Actually, if you take the Minister of Sport, Fikile Mbalula’s word on this, it wasn’t the Commonwealth Games Foundation who pulled the plug on 2022, but it was South Africa who “withdrew” because of escalating costs.
If that is indeed the case, then my only question would be, why did he wait for the CWF to pronounce their verdict first, which gave the rest of the world the impression that Durban had the bid taken away from them, rather than like the Canadian city of Edmonton did – get their retaliation in first, so to speak, and make the announcement that they were withdrawing.
Reportedly, the costs in staging the 2022 Games were soaring from around R4-billion to R8-billion by the time the event would come round.
Mbalula insisted that Government wouldn’t be held to ransom. However – as we saw in staging the Fifa 2010 World Cup, along with almost every other major sports event around the world – no bid ever comes in under budget.
As someone who is a great disciple of the power of sport and a variety of sports in particular, I feel South Africa has confirmed and committed itself to being a “Big Three” sports country.
If it’s soccer, rugby or cricket, then bring the bids on, at whatever cost to the taxpayer.
We love our sport, goes the mantra. We don’t, because if we did, heaven and earth would have been moved to accommodate Durban 2022.
I was at the presentation to the CWF General Assembly in Glasgow in 2014 and felt the sense of pride as the delegation spoke from the heart about how much being awarded the 2022 Commonwealth Games would mean to Durban, and to South Africa.
Durban’s presentation left Edmonton in the shade and in a vibrant video, former president Nelson Mandela was shown casting his first democratic vote in the 1994 elections in the city of Durban.
“We’ve shown that we have the investment, infrastructure and capacity to deliver world-class events,” SASCOC’s chief executive Tubby Reddy told the Assembly, adding that The City of Durban had already invested some R3.4-bn in sport.
A year later, at the formal announcement endorsing Durban, the Mayor of the City of Durban, James Nxumalo, said: “Today marks a gigantic leap in the affirmation and positive trajectory for the continent of Africa.
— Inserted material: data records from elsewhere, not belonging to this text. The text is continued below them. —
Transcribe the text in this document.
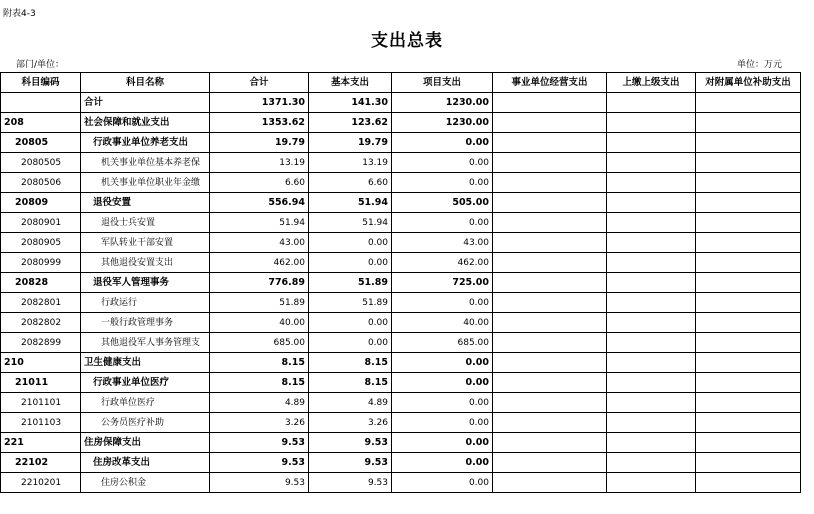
附表4-3
支出总表
部门/单位：	单位：万元
科目编码	科目名称	合计	基本支出	项目支出	事业单位经营支出	上缴上级支出	对附属单位补助支出
	合计	1371.30	141.30	1230.00			
208	社会保障和就业支出	1353.62	123.62	1230.00			
20805	行政事业单位养老支出	19.79	19.79	0.00			
2080505	机关事业单位基本养老保	13.19	13.19	0.00			
2080506	机关事业单位职业年金缴	6.60	6.60	0.00			
20809	退役安置	556.94	51.94	505.00			
2080901	退役士兵安置	51.94	51.94	0.00			
2080905	军队转业干部安置	43.00	0.00	43.00			
2080999	其他退役安置支出	462.00	0.00	462.00			
20828	退役军人管理事务	776.89	51.89	725.00			
2082801	行政运行	51.89	51.89	0.00			
2082802	一般行政管理事务	40.00	0.00	40.00			
2082899	其他退役军人事务管理支	685.00	0.00	685.00			
210	卫生健康支出	8.15	8.15	0.00			
21011	行政事业单位医疗	8.15	8.15	0.00			
2101101	行政单位医疗	4.89	4.89	0.00			
2101103	公务员医疗补助	3.26	3.26	0.00			
221	住房保障支出	9.53	9.53	0.00			
22102	住房改革支出	9.53	9.53	0.00			
2210201	住房公积金	9.53	9.53	0.00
It is a moment to seize and firmly anchor our position as a decisive force in sports worldwide.
“There can be no better symbolism for South Africa and the Commonwealth of Nations to mark its first ever Games in 2022 in Africa with the opening ceremony on 18 July – the birthday of the greatest statesman of our times, a Nobel Peace Prize Laureate, a hero and role model for many, young and old – Nelson Mandela.”
Man, it felt good to be South African.
Now, in light of this past week’s developments, many seem to be saying “well done for showing the CGF the finger,” while others are asking what happened to the reported R100-million-plus spent on the bid thus far.
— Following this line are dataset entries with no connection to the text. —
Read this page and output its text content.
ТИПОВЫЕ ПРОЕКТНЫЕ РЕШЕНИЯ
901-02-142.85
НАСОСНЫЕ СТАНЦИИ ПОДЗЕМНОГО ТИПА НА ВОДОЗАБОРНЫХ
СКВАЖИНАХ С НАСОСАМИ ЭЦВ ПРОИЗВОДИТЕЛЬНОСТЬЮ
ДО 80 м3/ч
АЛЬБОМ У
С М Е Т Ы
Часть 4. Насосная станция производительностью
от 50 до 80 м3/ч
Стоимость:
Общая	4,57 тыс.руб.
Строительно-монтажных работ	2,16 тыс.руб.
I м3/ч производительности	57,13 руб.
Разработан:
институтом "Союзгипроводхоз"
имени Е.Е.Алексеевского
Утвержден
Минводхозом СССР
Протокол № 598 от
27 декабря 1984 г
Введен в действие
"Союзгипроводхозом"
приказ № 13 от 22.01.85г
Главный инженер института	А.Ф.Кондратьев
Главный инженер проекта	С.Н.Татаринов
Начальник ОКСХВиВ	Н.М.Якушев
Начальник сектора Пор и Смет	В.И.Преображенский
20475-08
From a sporting standpoint, the Commonwealth Games, to me, are now as redundant to the world of sport as Helen Zille is to South African politics.
If Durban, and by extension South Africa, cannot stage a Commonwealth Games, then what chance do those other Commonwealth nations in Africa have? The Games are clearly a four continent event – Europe, Asia, Australia and North America (Canada).
And, as for the Olympics, well, a similar argument can be made.
How inspiring it would have been for South African youth to see Chad le Clos signing off a glittering career in Durban, for Akani Simbine, Anaso Jobodwane and Wayde van Niekerk dominating the track and field sprints, for our Sevens team to show what strength comes in team unity.
It would also have been an opportunity to show the value of volunteers and what collective effort can do in nation building, all in the city where former president Mandela cast his vote in 1994.
Madiba would have wanted us to host the Commonwealth Games, and the Olympics. He knew the value of unity through sport and he would not have wanted us to be pigeon-holed as a “Big Three” sports nation.
Sport is about more than soccer, rugby and cricket, and a personal belief is that while withdrawing from the 2022 Commonwealth Games bid, therefore ensuring full government backing goes behind the 2023 Rugby World Cup, it should have been the other way round.